Betty Jameson Was an LPGA Pioneer

I CAN’T SAY I KNEW of Hall of Fame golfer Betty Jameson until Don Van Natta brought her to my attention today in an email. Jameson was one of 13 women who founded the LPGA in 1950. Others included Patty Berg, Louise Suggs and Babe Didrikson Zaharias.

Jameson died a week ago in Florida. She was 89.

Don called Jameson “one of the game’s first glamour girls,” and had the good fortune to interview her for his upcoming book on Zaharias.

“Betty gave me an amazing interview for Wonder Girl in south Florida in late 2004, and I stayed in touch with her a bit,” Don told me. “She won the 1947 U.S Women's Open in Greensboro, N.C. − she shot a seven-over par 295, the first time a woman had broken 300 in a 72-hole tournament.”

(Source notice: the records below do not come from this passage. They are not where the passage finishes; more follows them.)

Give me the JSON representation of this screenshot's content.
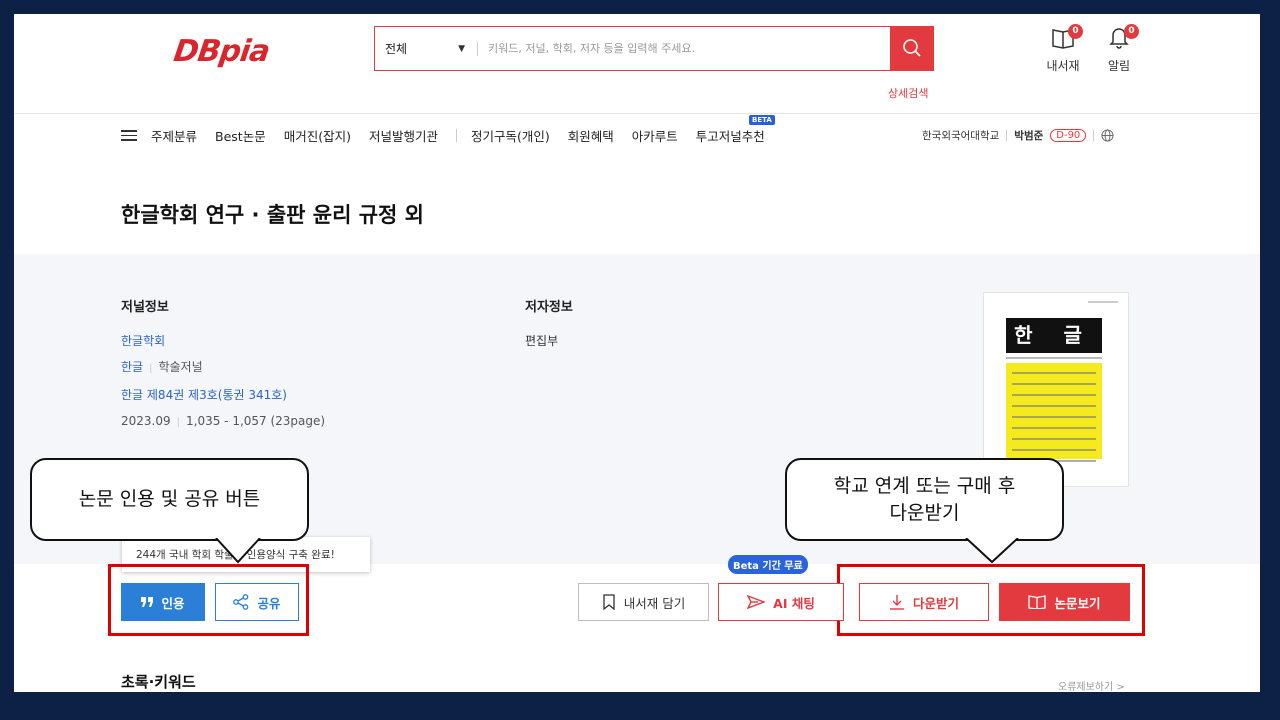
{
  "header": {
    "logo": "DBpia",
    "search": {
      "category": "전체",
      "placeholder": "키워드, 저널, 학회, 저자 등을 입력해 주세요."
    },
    "advanced_search": "상세검색",
    "library": {
      "label": "내서재",
      "count": "0"
    },
    "alerts": {
      "label": "알림",
      "count": "0"
    }
  },
  "nav": {
    "items": [
      "주제분류",
      "Best논문",
      "매거진(잡지)",
      "저널발행기관",
      "정기구독(개인)",
      "회원혜택",
      "아카루트",
      "투고저널추천"
    ],
    "beta_badge": "BETA",
    "institution": "한국외국어대학교",
    "user_name": "박범준",
    "dday": "D-90"
  },
  "article": {
    "title": "한글학회 연구 · 출판 윤리 규정 외",
    "journal_heading": "저널정보",
    "publisher": "한글학회",
    "journal_name": "한글",
    "journal_type": "학술저널",
    "issue": "한글 제84권 제3호(통권 341호)",
    "date": "2023.09",
    "pages": "1,035 - 1,057 (23page)",
    "author_heading": "저자정보",
    "author": "편집부",
    "cover_title": "한 글"
  },
  "annotations": {
    "left_callout": "논문 인용 및 공유 버튼",
    "right_callout_line1": "학교 연계 또는 구매 후",
    "right_callout_line2": "다운받기"
  },
  "tooltip": "244개 국내 학회 학술지 인용양식 구축 완료!",
  "actions": {
    "cite": "인용",
    "share": "공유",
    "save": "내서재 담기",
    "ai_chat": "AI 채팅",
    "beta_free": "Beta 기간 무료",
    "download": "다운받기",
    "view": "논문보기"
  },
  "section": {
    "abstract_heading": "초록·키워드",
    "report_error": "오류제보하기 >"
  },
  "colors": {
    "brand_red": "#e23a3f",
    "link_blue": "#2b63c6",
    "cite_blue": "#2b7fd6",
    "frame": "#0d2147"
  }
}
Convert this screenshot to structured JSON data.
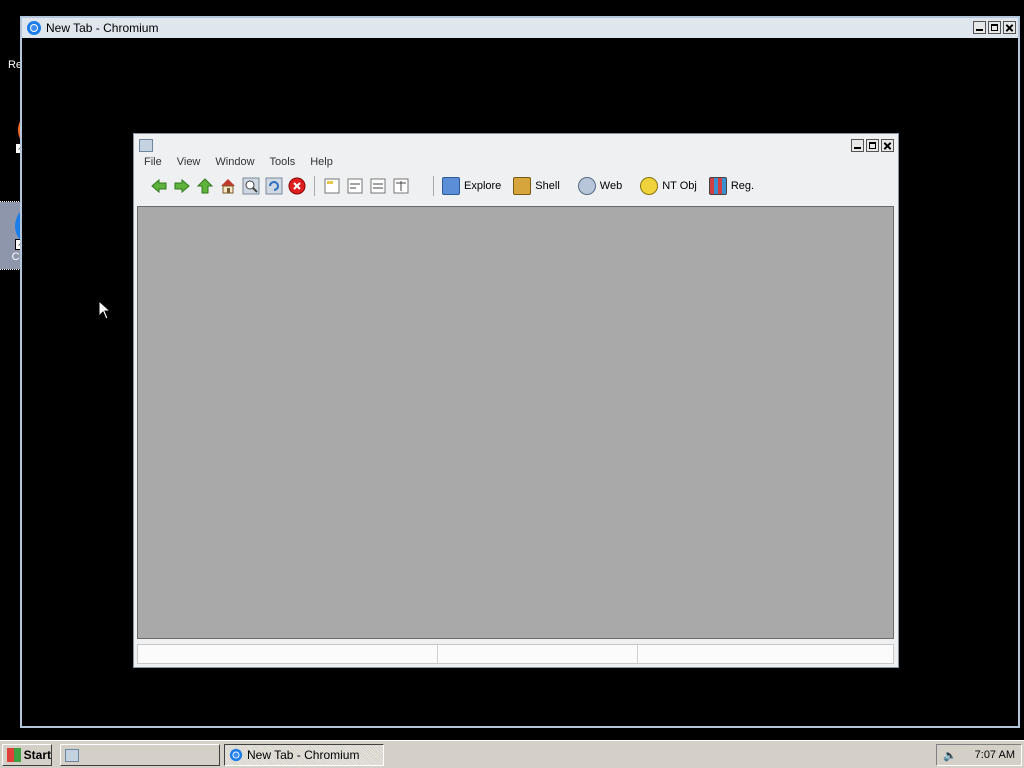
{
  "desktop": {
    "icons": [
      {
        "label": "Recycle Bin",
        "icon": "recycle-bin-icon"
      },
      {
        "label": "Firefox",
        "icon": "firefox-icon"
      },
      {
        "label": "Chromium",
        "icon": "chromium-icon"
      }
    ]
  },
  "chromium_window": {
    "title": "New Tab - Chromium"
  },
  "app_window": {
    "menu": [
      "File",
      "View",
      "Window",
      "Tools",
      "Help"
    ],
    "toolbar_icons": [
      "back-icon",
      "forward-icon",
      "up-icon",
      "home-icon",
      "search-icon",
      "refresh-icon",
      "stop-icon",
      "view-1-icon",
      "view-2-icon",
      "view-3-icon",
      "view-4-icon"
    ],
    "toolbar_buttons": [
      "Explore",
      "Shell",
      "Web",
      "NT Obj",
      "Reg."
    ]
  },
  "taskbar": {
    "start_label": "Start",
    "tasks": [
      {
        "label": ""
      },
      {
        "label": "New Tab - Chromium"
      }
    ],
    "clock": "7:07 AM"
  }
}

The LPGA began with 14 tournaments and less than $50,000 in prize money. This year the women will play in 30 tournaments in 10 countries for nearly $55 million. Jameson helped make it possible.

“She was very funny and had an interesting love-hate relationship with Babe,” added Don.

Jameson won 10 events on the tour and made about $90,000, good money in those early years. Famed golf writer Herbert Warren Wind was so impressed by her accuracy that he compared her to Ben Hogan.

−The Armchair Golfer

2 comments :

Lancer said...

Good article...like you, I knew nothing about her. It sounds like she had a life well lived.

The Armchair Golfer said...

I'll bet she had a lot of great golf stories.